I am not "mac-ophobic", but as a pc user the lovely iMacs are certainly not my first option for computers. Over the summer our campus discontinued updating the mac lab, actually I believe the lab is gone, and all that remain are a few g4 power books housed at the college of ed and at the library reserves desk. Personally, my iMovie skills are limited; okay, they are abmismal. I attended a short workshop four years ago and taught it once two years ago as an adjunct tech instructor. I was excited, and somewhat relieved, to learn of the mac lab demise since it would theoretically mean the end of iMovie. Alas, one of the instructional technology professors is continuing to use the laptops for an iMovie assignment this term and I have spent a good portion of the weekend assisting students using mac laptops with iMovie. Luckily, they are using still photographs as opposed to digital video this term so that flattens our learning curve somewhat.
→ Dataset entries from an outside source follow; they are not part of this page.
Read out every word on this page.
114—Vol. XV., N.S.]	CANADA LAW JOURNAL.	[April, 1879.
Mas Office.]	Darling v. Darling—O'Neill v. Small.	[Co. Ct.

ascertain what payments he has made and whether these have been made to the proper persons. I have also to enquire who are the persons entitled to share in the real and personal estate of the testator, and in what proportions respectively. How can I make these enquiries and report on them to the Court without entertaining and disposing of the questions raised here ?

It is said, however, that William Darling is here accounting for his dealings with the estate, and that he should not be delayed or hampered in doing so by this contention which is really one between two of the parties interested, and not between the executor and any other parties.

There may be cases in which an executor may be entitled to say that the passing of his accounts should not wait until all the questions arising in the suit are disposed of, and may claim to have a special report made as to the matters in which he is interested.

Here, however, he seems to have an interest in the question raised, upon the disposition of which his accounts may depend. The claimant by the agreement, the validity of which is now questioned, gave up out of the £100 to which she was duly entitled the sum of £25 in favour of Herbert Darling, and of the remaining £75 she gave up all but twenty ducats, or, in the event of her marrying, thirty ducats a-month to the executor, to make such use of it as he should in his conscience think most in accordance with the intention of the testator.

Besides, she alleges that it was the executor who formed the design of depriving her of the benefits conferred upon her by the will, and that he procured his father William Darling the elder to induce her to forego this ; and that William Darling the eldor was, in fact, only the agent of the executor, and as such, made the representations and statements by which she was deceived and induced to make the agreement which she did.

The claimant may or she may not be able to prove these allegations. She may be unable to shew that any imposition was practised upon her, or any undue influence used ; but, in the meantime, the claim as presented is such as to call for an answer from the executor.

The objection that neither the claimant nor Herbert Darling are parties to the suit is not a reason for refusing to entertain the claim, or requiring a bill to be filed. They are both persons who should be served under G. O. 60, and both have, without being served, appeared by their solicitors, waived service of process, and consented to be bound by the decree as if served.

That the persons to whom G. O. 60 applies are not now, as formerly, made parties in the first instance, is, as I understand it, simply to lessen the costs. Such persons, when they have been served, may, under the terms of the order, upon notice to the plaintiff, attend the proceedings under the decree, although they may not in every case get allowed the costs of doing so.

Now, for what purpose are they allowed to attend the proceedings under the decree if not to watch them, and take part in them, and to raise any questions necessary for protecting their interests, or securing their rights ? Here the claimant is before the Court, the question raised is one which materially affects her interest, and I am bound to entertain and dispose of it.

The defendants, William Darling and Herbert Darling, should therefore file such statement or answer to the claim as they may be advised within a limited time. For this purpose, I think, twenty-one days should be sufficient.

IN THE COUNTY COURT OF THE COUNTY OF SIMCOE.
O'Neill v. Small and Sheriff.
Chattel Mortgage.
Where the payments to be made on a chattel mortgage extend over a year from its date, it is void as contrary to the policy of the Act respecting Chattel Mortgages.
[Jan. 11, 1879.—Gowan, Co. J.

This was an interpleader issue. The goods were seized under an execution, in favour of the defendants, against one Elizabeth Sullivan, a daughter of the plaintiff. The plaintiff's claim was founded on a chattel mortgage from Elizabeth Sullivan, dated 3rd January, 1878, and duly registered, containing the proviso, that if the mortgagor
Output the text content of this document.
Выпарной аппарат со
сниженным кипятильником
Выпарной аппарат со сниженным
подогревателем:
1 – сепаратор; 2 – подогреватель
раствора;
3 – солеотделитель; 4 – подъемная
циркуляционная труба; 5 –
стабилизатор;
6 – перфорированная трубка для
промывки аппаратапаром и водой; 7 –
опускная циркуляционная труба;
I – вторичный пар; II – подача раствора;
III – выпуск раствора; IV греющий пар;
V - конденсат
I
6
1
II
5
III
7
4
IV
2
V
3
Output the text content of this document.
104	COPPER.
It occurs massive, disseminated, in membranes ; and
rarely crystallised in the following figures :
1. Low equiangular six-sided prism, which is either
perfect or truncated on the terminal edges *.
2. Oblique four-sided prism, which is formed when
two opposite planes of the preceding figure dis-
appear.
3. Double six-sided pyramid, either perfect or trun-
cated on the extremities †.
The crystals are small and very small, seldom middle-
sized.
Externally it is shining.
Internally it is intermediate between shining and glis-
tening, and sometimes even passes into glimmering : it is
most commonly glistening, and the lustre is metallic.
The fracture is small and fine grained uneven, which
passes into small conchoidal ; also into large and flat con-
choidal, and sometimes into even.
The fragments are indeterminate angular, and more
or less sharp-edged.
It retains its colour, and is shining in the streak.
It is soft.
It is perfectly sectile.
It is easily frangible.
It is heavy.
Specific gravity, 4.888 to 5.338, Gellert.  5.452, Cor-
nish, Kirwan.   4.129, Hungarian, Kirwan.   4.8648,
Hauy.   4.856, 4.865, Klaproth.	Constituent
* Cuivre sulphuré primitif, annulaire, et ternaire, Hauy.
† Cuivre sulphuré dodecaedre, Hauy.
It is good experience to use macs, some schools are only equipped with apple computers, but dual platform capability makes the kids cranky (me, too).

It continues to intrigue me how much of my daily duties, whether at the reference desk or in the resource center, are filled with technology questions. I understand it more in the resource center because I facilitate an instructional technology lab and we have scanners, digital cameras, a small computer lab, and other like items. It follows if we offer the technology someone knows how to use the stuff. Either way, the best part is actually answering the question .... correctly.

Sure I wish they were using Movie Maker, but that is just selfishness.

Later the same day ....

It seems like cheating to start another entry on the same day when all I am doing is blathering a bit more about the same day. It has been a very odd Sunday evening. About an hour ago the main floor was overflowing with students doing assignments for tomorrow. I spent a lot of time exlaining where the serials stacks were, why they are called stacks, and how the journals are placed on the shelves. The professor in charge of the lesson actually called the shelving stacks, that's unusual. One young man was having issue with Dewey decimal and Library of Congress when finding a book. Oddly enough, his big complaint was no one ever told him why it was called Dewey. When I explained there was an actual Melvil Dewey behind the Dewey decimal system, he was happier. Go figure.

Now, I'm finishing up some web work and listening to the Steelers via an online Fox radio station. They are winning and it's closing in on half time (10 - 0, 2 minute warning). I was hoping to get home to see the fourth quarter, but as quickly as this game is progressing it seems to be a hope in vain. Two minutes later, it's 13 - 7 Steelers. Leave the computer to do reference work for a couple of minutes and see what happens?